Nicola Furley-Smith aus der Kirchenleitung der URC habe die Rolle der haupt- und ehrenamtlichen Mitarbeiterinnen und Mitarbeiter als „Menschen auf der Grenze“ zwischen Gemeinde und gemeindlichem Kontext aufgezeigt. „Die Pfarrerausbildung muss dieses Innen und Außen der Gemeinde mehr in den Blick nehmen“, sagt Henninger. Pfarrer müssten sich nicht nur in die Kerngemeinde hinein, sondern auch darüber hinaus orientieren.

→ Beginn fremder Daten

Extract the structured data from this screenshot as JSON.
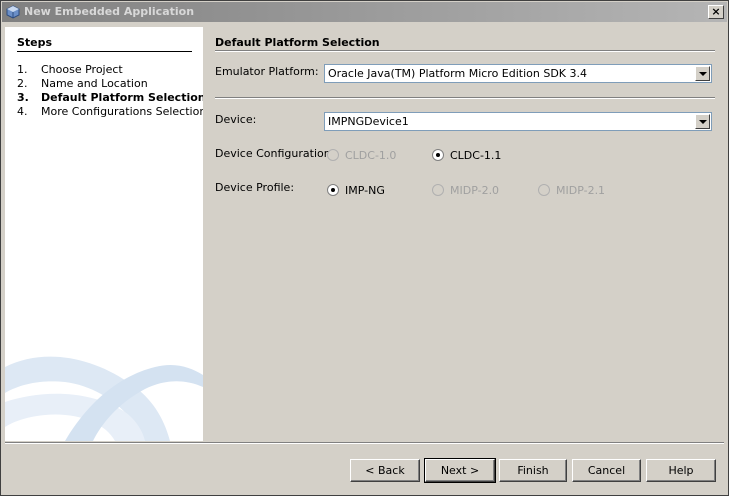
{
  "window": {
    "title": "New Embedded Application",
    "close_label": "×"
  },
  "steps": {
    "title": "Steps",
    "items": [
      {
        "num": "1.",
        "label": "Choose Project"
      },
      {
        "num": "2.",
        "label": "Name and Location"
      },
      {
        "num": "3.",
        "label": "Default Platform Selection"
      },
      {
        "num": "4.",
        "label": "More Configurations Selection"
      }
    ]
  },
  "main": {
    "title": "Default Platform Selection",
    "emulator_label": "Emulator Platform:",
    "emulator_value": "Oracle Java(TM) Platform Micro Edition SDK 3.4",
    "device_label": "Device:",
    "device_value": "IMPNGDevice1",
    "config_label": "Device Configuration:",
    "config_options": [
      "CLDC-1.0",
      "CLDC-1.1"
    ],
    "config_selected": "CLDC-1.1",
    "profile_label": "Device Profile:",
    "profile_options": [
      "IMP-NG",
      "MIDP-2.0",
      "MIDP-2.1"
    ],
    "profile_selected": "IMP-NG"
  },
  "buttons": {
    "back": "< Back",
    "next": "Next >",
    "finish": "Finish",
    "cancel": "Cancel",
    "help": "Help"
  },
  "icons": {
    "app": "netbeans-cube-icon",
    "close": "close-icon"
  }
}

Festgestellt hätten die Teilnehmer, dass das Thema Sparen mit Blick auf kirchliche Angebote in der Evangelischen Kirche der Pfalz einen viel größeren Raum einnehme als in der englischen Partnerkirche. „Die URC lebt immer schon damit, hat gar nicht den Anspruch, alles abdecken zu müssen“, sagt Henninger über die Kirche mit ihren rund 50 000 Mitgliedern. Und auch sie müsse Jahr für Jahr Gebäude aufgeben oder Gemeinden schließen. In der Landeskirche sei weniger „Mut zur Lücke“ zu finden.

Flexibler werden

Als Auftrag aus dem Treffen nehme die pfälzische Delegation mit, dass aus- und fortgebildet werden müsste, um sprachfähig zu werden im Glauben und darauf eingehen zu können, was die Menschen beschäftigt; wo sie selbst etwas gestalten möchten. Auch hier sei die URC flexibler, sagt Henninger. Die Partnerkirche aus England akzeptiere es leichter, wenn sich jemand nur für kurze Zeit verpflichtet. „Es muss nichts direkt in Stein gemeißelt sein.“

Ganz großen Wert lege die URC darauf, Gemeinde zu stärken, ist eine weitere Erkenntnis des Treffens. Dies sieht Henninger als entscheidend an. „Wenn eine Kirche wachsen will, geht das nur über die Gemeinde.“ Im Gespräch mit Haupt- und Ehrenamtlichen höre er immer wieder, dass sie gerne mehr Zeit in Gemeindearbeit stecken würden statt in Gebäude. An dieser Stelle sei eine Entlastung und Hilfe durch die Landeskirche nötig.